Smart : la technologie entre risque et solution
Lorsque l’on parle de résilience, les technologies numériques s’imposent à la fois comme une vulnérabilité et comme une partie de la solution pour les villes. Dans ce contexte, des villes comme Rotterdam développent des programmes de cyber-résilience destinés à assurer la sécurité numérique de la ville. Le programme FERM fixe ainsi comme objectif de réduire la vulnérabilité du célèbre port néerlandais aux risques cyber. Par ailleurs, d’autres solutions numériques permettent d’optimiser la gestion des ressources urbaines.

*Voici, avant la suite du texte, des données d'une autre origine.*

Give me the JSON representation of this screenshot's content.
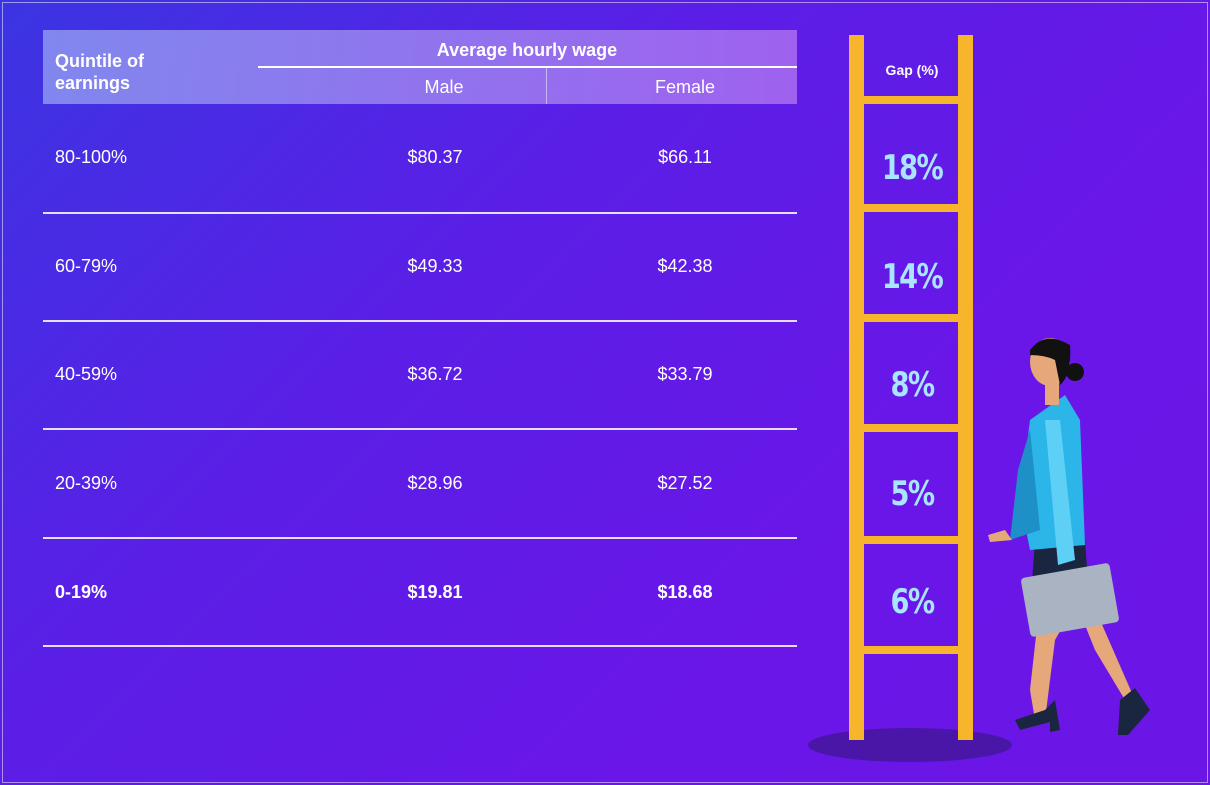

En Allemagne, la mise en place d’un « digital twin » de l’usine de traitement de l’eau de Cuxhaven a fait diminuer de 1,1 million de kWh la consommation annuelle d’électricité, soit l’équivalent de la consommation de 275 foyers !
Adaptabilité, malléabilité, résilience, réversibilité : la conjonction des crises climatiques, sanitaires ou économiques a mis en lumière la nécessité d’une ville moins rigide, en mouvement perpétuel. Après des siècles de planification stricte, les modèles urbains cherchent à renouer avec leur milieu, avec la nature et se construisent dans une forme d’hétérarchie propre à limiter les dépendances.